[pgpool-hackers: 399] Test down node in master/slave streaming replication mode, and reattach it.
Sergey Logvinov
serge.logvinov at gmail.com
Wed Nov 13 13:59:53 JST 2013
In streaming master/slave we testing all online nodes in function
check_replication_time_lag.
I add new feature. I test all nodes include dead nodes.
If down slave node now alive, i compare time_lag with master. And try this
few times (new param in config sr_check_max_retries) If slave node not far
behind, i mark node as NODE_UP.
If mater node now is online, i check time_lag on all slave nodes. And if
lag=0, i think this master is working fine, and reattach it.

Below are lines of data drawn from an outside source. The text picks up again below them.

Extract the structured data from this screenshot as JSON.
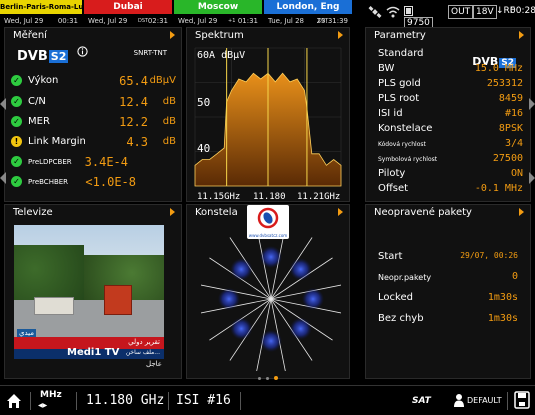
{
  "topbar": {
    "clocks": [
      {
        "city": "Berlin-Paris-Roma-Lučenec",
        "date": "Wed, Jul 29",
        "dst": "",
        "time": "00:31"
      },
      {
        "city": "Dubai",
        "date": "Wed, Jul 29",
        "dst": "DST",
        "time": "02:31"
      },
      {
        "city": "Moscow",
        "date": "Wed, Jul 29",
        "dst": "+1",
        "time": "01:31"
      },
      {
        "city": "London, Eng",
        "date": "Tue, Jul 28",
        "dst": "DST",
        "time": "23:31:39"
      }
    ],
    "battery": "9750",
    "out": "OUT",
    "voltage": "18V",
    "rf": "RF",
    "clock": "00:28"
  },
  "measurements": {
    "title": "Měření",
    "standard_logo": "DVB S2",
    "standard_sub": "SNRT-TNT",
    "rows": [
      {
        "label": "Výkon",
        "value": "65.4",
        "unit": "dBμV",
        "status": "ok"
      },
      {
        "label": "C/N",
        "value": "12.4",
        "unit": "dB",
        "status": "ok"
      },
      {
        "label": "MER",
        "value": "12.2",
        "unit": "dB",
        "status": "ok"
      },
      {
        "label": "Link Margin",
        "value": "4.3",
        "unit": "dB",
        "status": "warn"
      },
      {
        "label": "PreLDPCBER",
        "value": "3.4E-4",
        "unit": "",
        "status": "ok"
      },
      {
        "label": "PreBCHBER",
        "value": "<1.0E-8",
        "unit": "",
        "status": "ok"
      }
    ]
  },
  "spectrum": {
    "title": "Spektrum",
    "ref_level": "60A dBμV",
    "tick_labels": [
      "50",
      "40"
    ],
    "freq_labels": [
      "11.15GHz",
      "11.180",
      "11.21GHz"
    ]
  },
  "chart_data": {
    "type": "area",
    "title": "Spektrum",
    "xlabel": "",
    "ylabel": "dBμV",
    "x": [
      11.15,
      11.153,
      11.156,
      11.159,
      11.162,
      11.163,
      11.165,
      11.168,
      11.171,
      11.174,
      11.177,
      11.18,
      11.183,
      11.186,
      11.189,
      11.192,
      11.195,
      11.196,
      11.198,
      11.201,
      11.204,
      11.207,
      11.21
    ],
    "values": [
      41,
      41,
      42,
      42,
      44,
      51,
      54,
      55,
      55.5,
      56,
      56,
      56,
      55.5,
      56,
      55.5,
      55,
      54,
      50,
      43,
      42,
      41,
      41,
      41
    ],
    "xlim": [
      11.15,
      11.21
    ],
    "ylim": [
      37,
      61
    ],
    "grid": true
  },
  "parameters": {
    "title": "Parametry",
    "logo": "DVB S2",
    "rows": [
      {
        "key": "Standard",
        "value": "",
        "small": false
      },
      {
        "key": "BW",
        "value": "15.0 MHz",
        "small": false
      },
      {
        "key": "PLS gold",
        "value": "253312",
        "small": false
      },
      {
        "key": "PLS root",
        "value": "8459",
        "small": false
      },
      {
        "key": "ISI id",
        "value": "#16",
        "small": false
      },
      {
        "key": "Konstelace",
        "value": "8PSK",
        "small": false
      },
      {
        "key": "Kódová rychlost",
        "value": "3/4",
        "small": true
      },
      {
        "key": "Symbolová rychlost",
        "value": "27500",
        "small": true
      },
      {
        "key": "Piloty",
        "value": "ON",
        "small": false
      },
      {
        "key": "Offset",
        "value": "-0.1 MHz",
        "small": false
      }
    ]
  },
  "tv": {
    "title": "Televize",
    "channel_name": "Medi1 TV",
    "logo_text": "ميدي",
    "ticker": "عاجل",
    "banner": "تقرير دولي",
    "caption": "ملف ساخن..."
  },
  "constellation": {
    "title": "Konstela",
    "watermark": "www.dvbsatcz.com"
  },
  "packets": {
    "title": "Neopravené pakety",
    "rows": [
      {
        "key": "Start",
        "value": "29/07, 00:26",
        "small": true
      },
      {
        "key": "Neopr.pakety",
        "value": "0",
        "small": true
      },
      {
        "key": "Locked",
        "value": "1m30s",
        "small": false
      },
      {
        "key": "Bez chyb",
        "value": "1m30s",
        "small": false
      }
    ]
  },
  "bottombar": {
    "freq": "11.180 GHz",
    "isi": "ISI #16",
    "mhz_label": "MHz",
    "sat_label": "SAT",
    "profile": "DEFAULT"
  },
  "colors": {
    "accent": "#f39c12",
    "ok": "#2ecc40",
    "warn": "#f1c40f",
    "spectrum_fill_top": "#e8901a",
    "spectrum_fill_bottom": "#5a2a05"
  }
}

This will solved the problem ticket #17
My implementation see in diff file.
-------------- next part --------------
An HTML attachment was scrubbed...
URL: <http://www.sraoss.jp/pipermail/pgpool-hackers/attachments/20131113/26316ce5/attachment.html>
-------------- next part --------------
diff --git a/pool_config.h b/pool_config.h
index a5a48f1..4668a68 100644
--- a/pool_config.h
+++ b/pool_config.h
@@ -124,6 +124,7 @@ typedef struct {
int sr_check_period; /* streming replication check period */
char *sr_check_user; /* PostgreSQL user name streaming replication check */
char *sr_check_password; /* password for sr_check_user */
+ int sr_check_max_retries; /* streming replication max retries to allow down node */
char *failover_command; /* execute command when failover happens */
char *follow_master_command; /* execute command when failover is ended */
char *failback_command; /* execute command when failback happens */
diff --git a/pool_config.l b/pool_config.l
index b560e65..8e221e0 100644
--- a/pool_config.l
+++ b/pool_config.l
@@ -195,6 +195,7 @@ int pool_init_config(void)
pool_config->sr_check_period = 0;
pool_config->sr_check_user = "nobody";
pool_config->sr_check_password = "";
+ pool_config->sr_check_max_retries = 0;
pool_config->failover_command = "";
pool_config->follow_master_command = "";
pool_config->failback_command = "";
@@ -1265,6 +1266,20 @@ int pool_get_config(char *confpath, POOL_CONFIG_CONTEXT context)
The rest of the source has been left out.